If the Court decides to invalidate affirmative action, it will overrule a long line of its precedents upholding affirmative action in higher education. In Bakke, the Court recognized that affirmative action programs could be used to further a state’s compelling interest in student body diversity; however, the Court said redressing past discrimination could not serve as a compelling interest. The central holding of Bakke has been repeatedly reaffirmed in the Court’s precedents, including as recently as 2016 in Fisher.
As for the second question, the Court may very well find that Harvard College discriminated against Asian applicants. Harvard Law Professor Jeannie Suk Gersen wrote about the evidence presented against Harvard at trial, which makes a compelling case that, for example, Harvard used racial stereotypes about Asians in admissions evaluations. Even if the Court finds that Harvard discriminated against Asian applicants, it does not have to wholly invalidate affirmative action.
In an amicus brief, the United States government weighed in on the case, saying that the plaintiffs’ request for the Court to overturn its affirmative action precedents “lacks merit, and this case would be an unsuitable vehicle for revisiting those precedents in any event.”
The University of Michigan, which was at the center of two of the Court’s major affirmative action cases in the early 2000s, filed a brief in support of Harvard, underlining the importance of using race to serve diversity interests in higher education.
Civil rights groups and lawyers have also submitted amicus briefs in the case. The ACLU wrote that invalidating affirmative action “is fundamentally inconsistent with the original meaning of the Fourteenth Amendment, which was understood at adoption to have as its ‘pervading purpose’ not formal color-blindness but ending the subjugation of racial minorities, especially Black people, and the provision of equality of opportunity, including by providing for race-conscious remedial measures.”
The Court, which is seen as increasingly partisan, is expected to find affirmative action unconstitutional in this case. At least three justices have shown antipathy towards forms of racial preference in the past, and it is likely that at least two members of the Court’s conservative wing will join them in holding that college admissions may not consider race at all.
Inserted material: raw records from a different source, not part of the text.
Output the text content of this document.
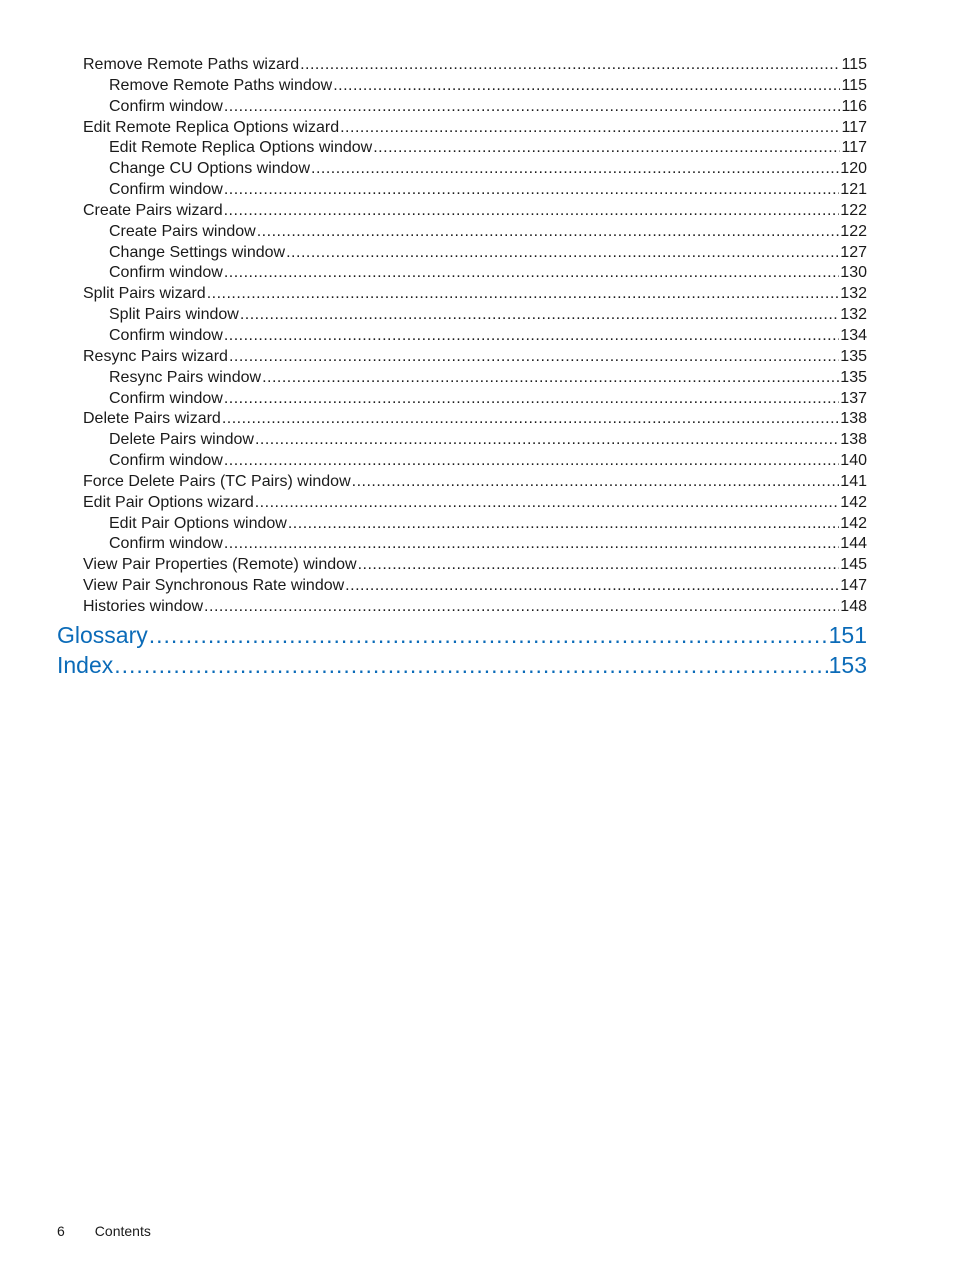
Remove Remote Paths wizard .....	115
Remove Remote Paths window .....	115
Confirm window .....	116
Edit Remote Replica Options wizard .....	117
Edit Remote Replica Options window .....	117
Change CU Options window .....	120
Confirm window .....	121
Create Pairs wizard .....	122
Create Pairs window .....	122
Change Settings window .....	127
Confirm window .....	130
Split Pairs wizard .....	132
Split Pairs window .....	132
Confirm window .....	134
Resync Pairs wizard .....	135
Resync Pairs window .....	135
Confirm window .....	137
Delete Pairs wizard .....	138
Delete Pairs window .....	138
Confirm window .....	140
Force Delete Pairs (TC Pairs) window .....	141
Edit Pair Options wizard .....	142
Edit Pair Options window .....	142
Confirm window .....	144
View Pair Properties (Remote) window .....	145
View Pair Synchronous Rate window .....	147
Histories window .....	148
Glossary .....	151
Index .....	153
6 Contents
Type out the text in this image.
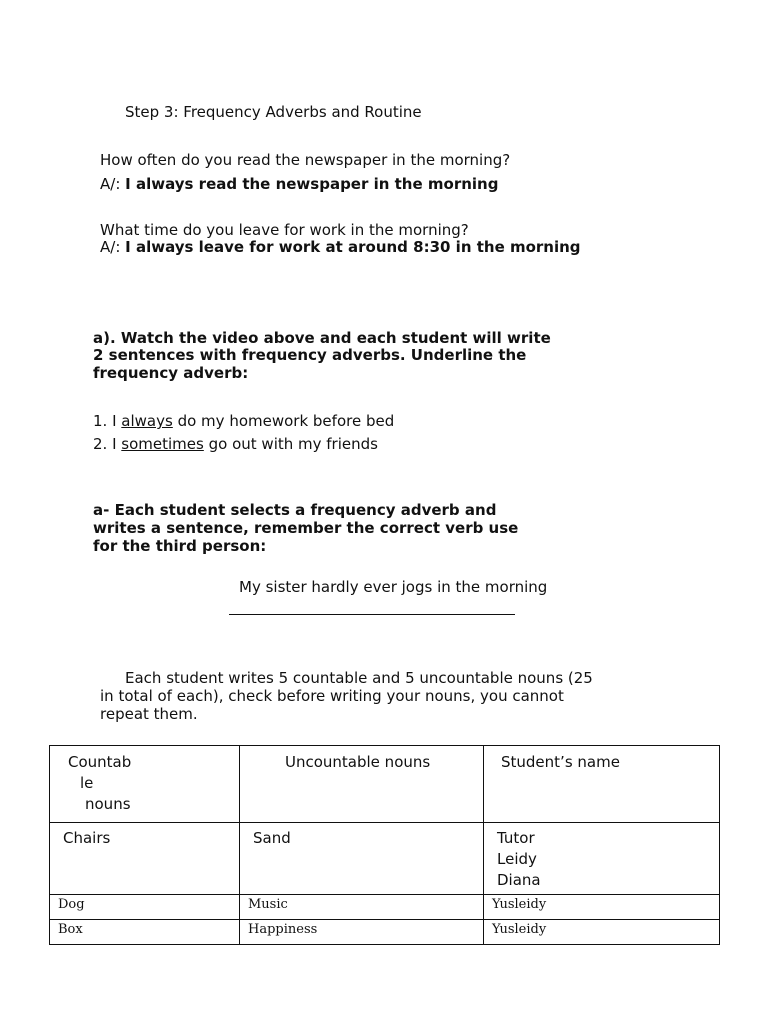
Step 3: Frequency Adverbs and Routine
How often do you read the newspaper in the morning?
A/: I always read the newspaper in the morning
What time do you leave for work in the morning?
A/: I always leave for work at around 8:30 in the morning
a). Watch the video above and each student will write
2 sentences with frequency adverbs. Underline the
frequency adverb:
1. I always do my homework before bed
2. I sometimes go out with my friends
a- Each student selects a frequency adverb and
writes a sentence, remember the correct verb use
for the third person:
My sister hardly ever jogs in the morning
Each student writes 5 countable and 5 uncountable nouns (25
in total of each), check before writing your nouns, you cannot
repeat them.
Countab
le
nouns	Uncountable nouns	Student’s name
Chairs	Sand	Tutor
Leidy
Diana

Dog	Music	Yusleidy
Box	Happiness	Yusleidy
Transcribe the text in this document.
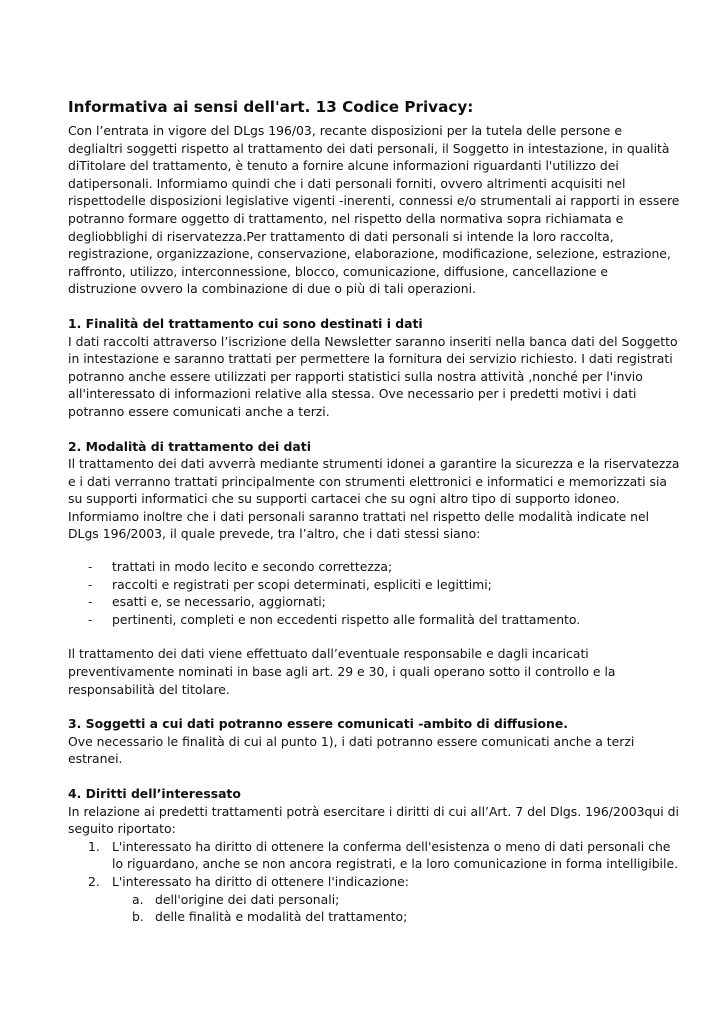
Informativa ai sensi dell'art. 13 Codice Privacy:

Con l’entrata in vigore del DLgs 196/03, recante disposizioni per la tutela delle persone e deglialtri soggetti rispetto al trattamento dei dati personali, il Soggetto in intestazione, in qualità diTitolare del trattamento, è tenuto a fornire alcune informazioni riguardanti l'utilizzo dei datipersonali. Informiamo quindi che i dati personali forniti, ovvero altrimenti acquisiti nel rispettodelle disposizioni legislative vigenti -inerenti, connessi e/o strumentali ai rapporti in essere potranno formare oggetto di trattamento, nel rispetto della normativa sopra richiamata e degliobblighi di riservatezza.Per trattamento di dati personali si intende la loro raccolta, registrazione, organizzazione, conservazione, elaborazione, modificazione, selezione, estrazione, raffronto, utilizzo, interconnessione, blocco, comunicazione, diffusione, cancellazione e distruzione ovvero la combinazione di due o più di tali operazioni.

1. Finalità del trattamento cui sono destinati i dati

I dati raccolti attraverso l’iscrizione della Newsletter saranno inseriti nella banca dati del Soggetto in intestazione e saranno trattati per permettere la fornitura dei servizio richiesto. I dati registrati potranno anche essere utilizzati per rapporti statistici sulla nostra attività ,nonché per l'invio all'interessato di informazioni relative alla stessa. Ove necessario per i predetti motivi i dati potranno essere comunicati anche a terzi.

2. Modalità di trattamento dei dati

Il trattamento dei dati avverrà mediante strumenti idonei a garantire la sicurezza e la riservatezza e i dati verranno trattati principalmente con strumenti elettronici e informatici e memorizzati sia su supporti informatici che su supporti cartacei che su ogni altro tipo di supporto idoneo. Informiamo inoltre che i dati personali saranno trattati nel rispetto delle modalità indicate nel DLgs 196/2003, il quale prevede, tra l’altro, che i dati stessi siano:

- trattati in modo lecito e secondo correttezza;
- raccolti e registrati per scopi determinati, espliciti e legittimi;
- esatti e, se necessario, aggiornati;
- pertinenti, completi e non eccedenti rispetto alle formalità del trattamento.

Il trattamento dei dati viene effettuato dall’eventuale responsabile e dagli incaricati preventivamente nominati in base agli art. 29 e 30, i quali operano sotto il controllo e la responsabilità del titolare.

3. Soggetti a cui dati potranno essere comunicati -ambito di diffusione.

Ove necessario le finalità di cui al punto 1), i dati potranno essere comunicati anche a terzi estranei.

4. Diritti dell’interessato

In relazione ai predetti trattamenti potrà esercitare i diritti di cui all’Art. 7 del Dlgs. 196/2003qui di seguito riportato:

1. L'interessato ha diritto di ottenere la conferma dell'esistenza o meno di dati personali che lo riguardano, anche se non ancora registrati, e la loro comunicazione in forma intelligibile.
2. L'interessato ha diritto di ottenere l'indicazione:
a. dell'origine dei dati personali;
b. delle finalità e modalità del trattamento;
If the Court rules as expected, it will have major cascading effects for racial equality. Eight states have banned affirmative action, including California and Michigan. A UCLA-led study found that “in states with bans on affirmative action programs, the proportion of students from underrepresented racial and ethnic minority groups in U.S. public medical schools fell by more than one-third by five years after those bans went into effect.”
In its amicus brief, the University of Michigan wrote that “Black undergraduate enrollment was 7.03% in 2006 [when the state’s affirmative action ban passed]; it has since declined to 3.92% in 2021, a reduction of 44%. This decrease occurred even as the total percentage of college-aged African Americans in Michigan increased from 16 to 19 percent.” Additionally, “Native American enrollment plateaued at 1% between 2004 and 2007, and has since plummeted to 0.11% in 2021, a nearly 90% reduction.”
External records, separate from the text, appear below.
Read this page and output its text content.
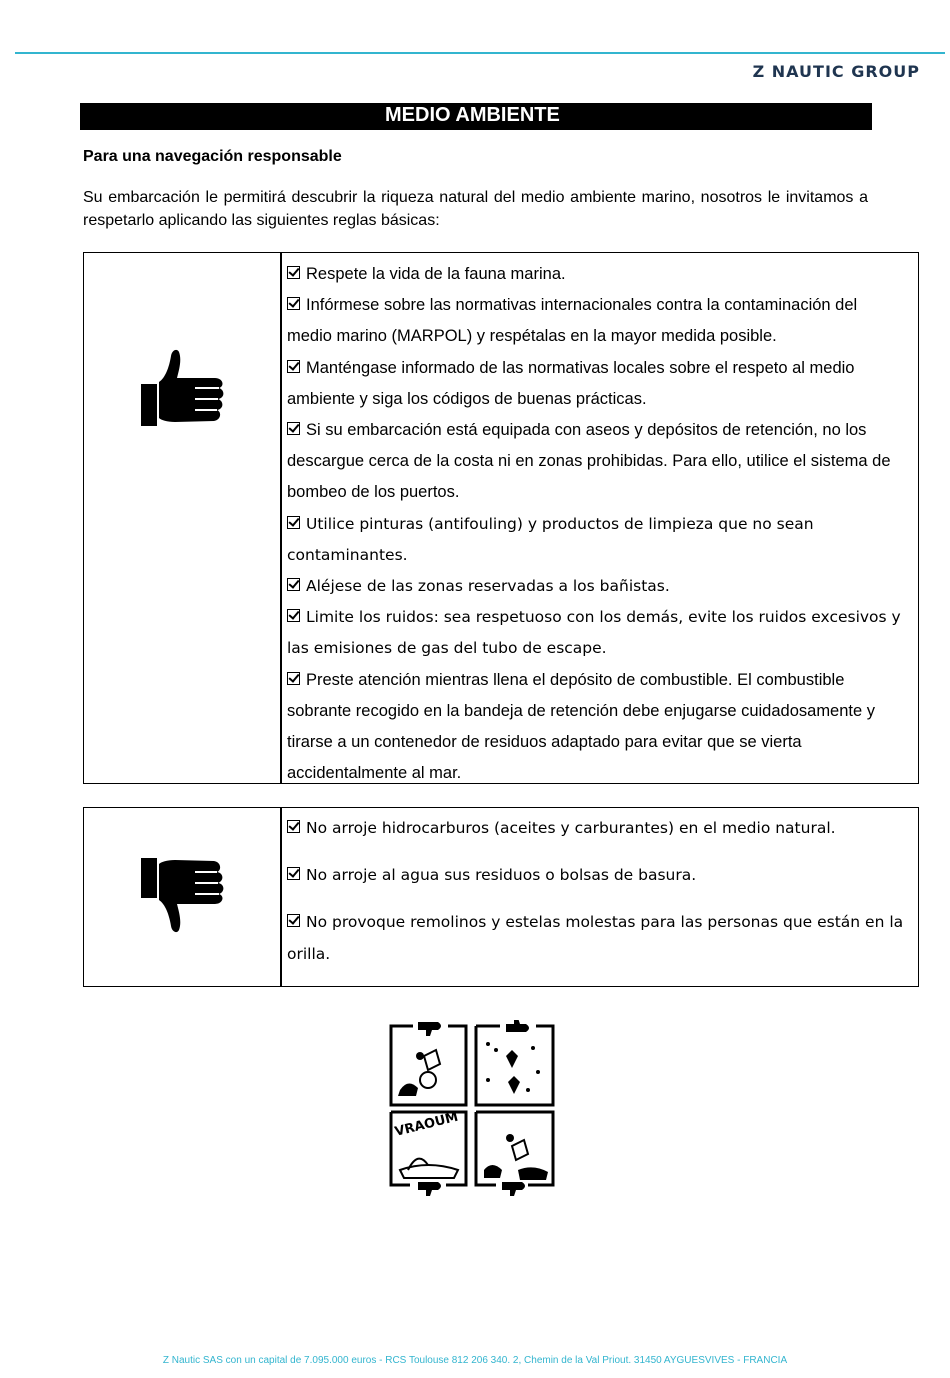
Z NAUTIC GROUP
MEDIO AMBIENTE
Para una navegación responsable
Su embarcación le permitirá descubrir la riqueza natural del medio ambiente marino, nosotros le invitamos a respetarlo aplicando las siguientes reglas básicas:

Respete la vida de la fauna marina.

Infórmese sobre las normativas internacionales contra la contaminación del medio marino (MARPOL) y respétalas en la mayor medida posible.

Manténgase informado de las normativas locales sobre el respeto al medio ambiente y siga los códigos de buenas prácticas.

Si su embarcación está equipada con aseos y depósitos de retención, no los descargue cerca de la costa ni en zonas prohibidas. Para ello, utilice el sistema de bombeo de los puertos.

Utilice pinturas (antifouling) y productos de limpieza que no sean contaminantes.

Aléjese de las zonas reservadas a los bañistas.

Limite los ruidos: sea respetuoso con los demás, evite los ruidos excesivos y las emisiones de gas del tubo de escape.

Preste atención mientras llena el depósito de combustible. El combustible sobrante recogido en la bandeja de retención debe enjugarse cuidadosamente y tirarse a un contenedor de residuos adaptado para evitar que se vierta accidentalmente al mar.

No arroje hidrocarburos (aceites y carburantes) en el medio natural.

No arroje al agua sus residuos o bolsas de basura.

No provoque remolinos y estelas molestas para las personas que están en la orilla.

VRAOUM
Z Nautic SAS con un capital de 7.095.000 euros - RCS Toulouse 812 206 340. 2, Chemin de la Val Priout. 31450 AYGUESVIVES - FRANCIA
The American Psychological Association wrote in its brief that “[t]he educational benefits of sufficient campus diversity inure to the benefit of all students. Scientific research has found that exposure to diversity enhances critical thinking and promotes deeper information processing, the objective review of information, and problem-solving skills,” as well as “improves student satisfaction and motivation, general knowledge, intellectual self-confidence, and productive and cooperative communication and collaboration skills.”
The Court will hear oral arguments in the case next Monday, October 31, but it is unlikely to be decided until near the end of the Court’s term next June.